GLOBAL DEFENSE MARKET
JUST IN: U.S.-Japan-South Korea Summit a Game-Changer for Indo-Pacific, Officials Say
By Josh Luckenbaugh

iStock illustration
The Aug. 18 summit at Camp David between the leaders of the United States, Japan and South Korea will mark a fundamental shift in the trilateral relationship between the three countries and for the Indo-Pacific region as a whole, U.S. officials said Aug. 16.
The summit comes amid deepening concerns about China, “whose actions have demonstrably changed in recent years in ways that threaten” the security of the Indo-Pacific, said Deputy Assistant to the President and Coordinator for Indo-Pacific Affairs Kurt Campbell.
Many countries in the region “believe that the last 40 or 50 years are some of the best years in the history of the Indo-Pacific — remarkable prosperity, tremendous wealth creation, tremendous innovation and integration, lifting billions of people out of poverty,” Campbell said during a Brookings Institution event. “But I think many of these countries believe that steps that China is taking won't just amend the system but will destroy it or make it much less viable as an institution to propel prosperity and peace.”
Additionally, recent missile tests conducted by North Korea show the country is taking steps “to improve [its] military and nuclear capabilities,” he said.
The upcoming summit will aim to prove the United States, Japan and South Korea have the “confidence to work and act together to sustain a system — that will still evolve in important ways — but to sustain a system built on the rule of law, on freedom of navigation, peaceful resolution of disputes and understanding that the American role is critical in the maintenance of peace and stability in the Indo-Pacific,” he said.
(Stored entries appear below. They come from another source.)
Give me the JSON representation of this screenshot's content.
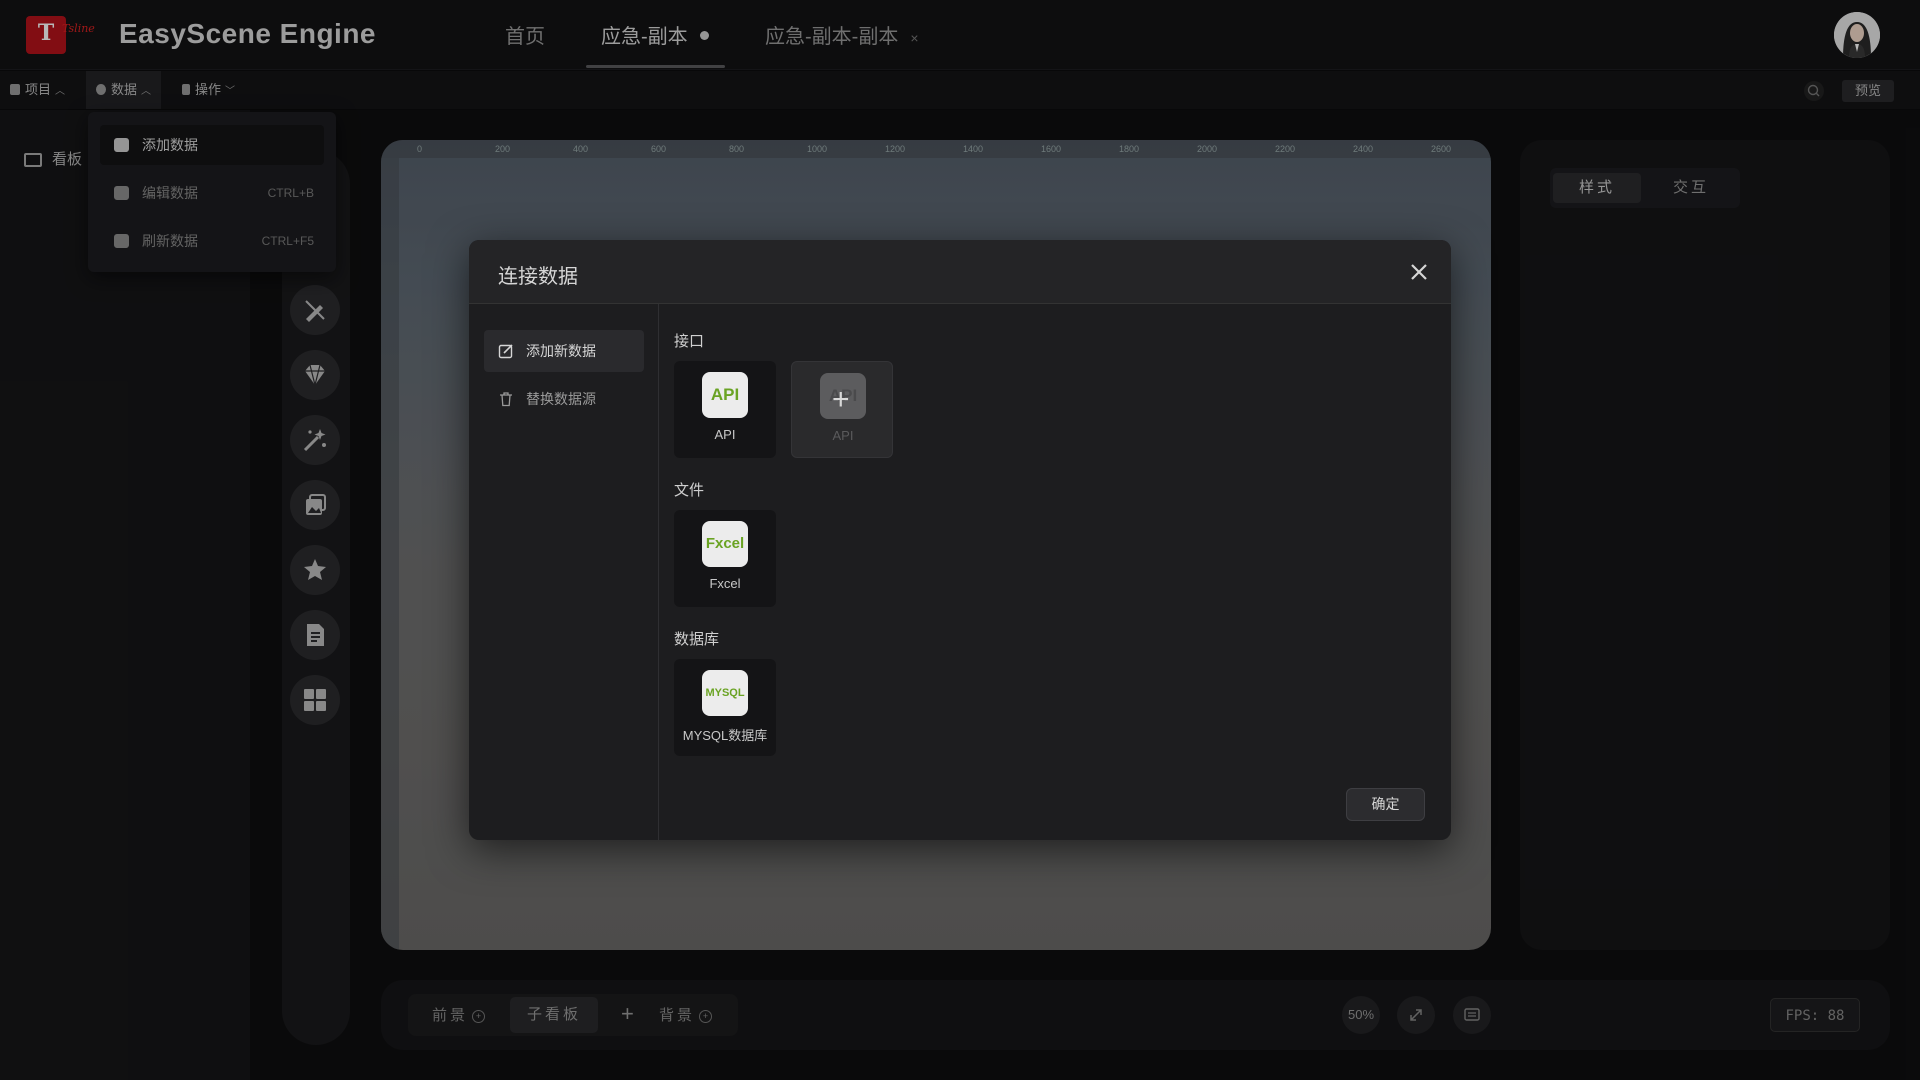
{
  "app": {
    "logo_letter": "T",
    "logo_text": "Tsline",
    "title": "EasyScene Engine"
  },
  "tabs": [
    {
      "label": "首页"
    },
    {
      "label": "应急-副本"
    },
    {
      "label": "应急-副本-副本",
      "close": "×"
    }
  ],
  "menubar": {
    "project": "项目",
    "data": "数据",
    "operation": "操作",
    "preview": "预览"
  },
  "data_menu": [
    {
      "label": "添加数据",
      "shortcut": ""
    },
    {
      "label": "编辑数据",
      "shortcut": "CTRL+B"
    },
    {
      "label": "刷新数据",
      "shortcut": "CTRL+F5"
    }
  ],
  "left_panel": {
    "board_label": "看板"
  },
  "ruler": {
    "ticks": [
      "0",
      "200",
      "400",
      "600",
      "800",
      "1000",
      "1200",
      "1400",
      "1600",
      "1800",
      "2000",
      "2200",
      "2400",
      "2600"
    ]
  },
  "right_panel": {
    "style_tab": "样式",
    "interact_tab": "交互"
  },
  "bottom": {
    "foreground": "前景",
    "sub_board": "子看板",
    "background": "背景",
    "zoom": "50%",
    "fps": "FPS: 88"
  },
  "modal": {
    "title": "连接数据",
    "side": [
      {
        "label": "添加新数据"
      },
      {
        "label": "替换数据源"
      }
    ],
    "sections": {
      "interface": "接口",
      "file": "文件",
      "database": "数据库"
    },
    "cards": {
      "api": {
        "icon": "API",
        "label": "API"
      },
      "api_add": {
        "icon": "API",
        "label": "API"
      },
      "excel": {
        "icon": "Fxcel",
        "label": "Fxcel"
      },
      "mysql": {
        "icon": "MYSQL",
        "label": "MYSQL数据库"
      }
    },
    "ok": "确定"
  },
  "colors": {
    "accent_green": "#6aa323",
    "brand_red": "#b5121b"
  }
}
Mira Rapp-Hooper, the senior director for East Asia and Oceania for the National Security Council, said the three countries have previously committed to sharing “early missile warning data” with one another, and the summit will confirm “we're well on our way to being able to do that, as well as make progress in a number of other information sharing areas that allow us to pull data and information to better understand the picture that we are facing.”
Other initiatives that will come out of the summit include “a more comprehensive exercise program” and “cooperation on measures that are intended to strengthen extended deterrence and improve stability,” Rapp-Hooper said.
Campbell said that going forward, the three countries will plan to hold a trilateral summit annually as well as increase lines of communication.
“We're going to invest in technology to have a three-way hotline for the leaders and others inside their governments to communicate,” he said. “We are going to make commitments to dialogue and engage in critical circumstances. However, we're going to go beyond this — we're going to invest in people-to-people, in educational initiatives. We are going to try to invest in a much broader, deeper, thicker, trilateral set of engagements, which brings our peoples together in important ways.”
U.S. Ambassador to Japan Rahm Emanuel said: “This is a fundamental advancement of America's interests. China's entire strategy is based on the premise that America and its number one and number two ally in the region can't get together and get on the same page. That's fundamentally going to be different,” and deepening the trilateral relationship will “change the strategic landscape of the Indo-Pacific.”
To dissuade the threats of China and North Korea, the three countries must “have a wider version of what deterrence is,” Emanuel said. “It has an economic component, has a political component, has a diplomatic component, has a military component, [and] has an intelligence component.
“This, on the political, diplomatic side, is a major level of deterrence when you have this cooperation, this collaboration and this coordination going forward,” he continued. “It's a foundational piece that alters all calculations going forward.”
Campbell said: “What you will see … is a very ambitious set of initiatives that seek to lock in trilateral engagement, both now and into the future. And you will see it across many sectors: in the security realm, in technology, in education. I think all three leaders will embrace the potential for what is possible among our three countries.”
“We have the confidence that we will be able to sustain [and] build on what we believe will be a defining trilateral relationship for the 21st century,” he said.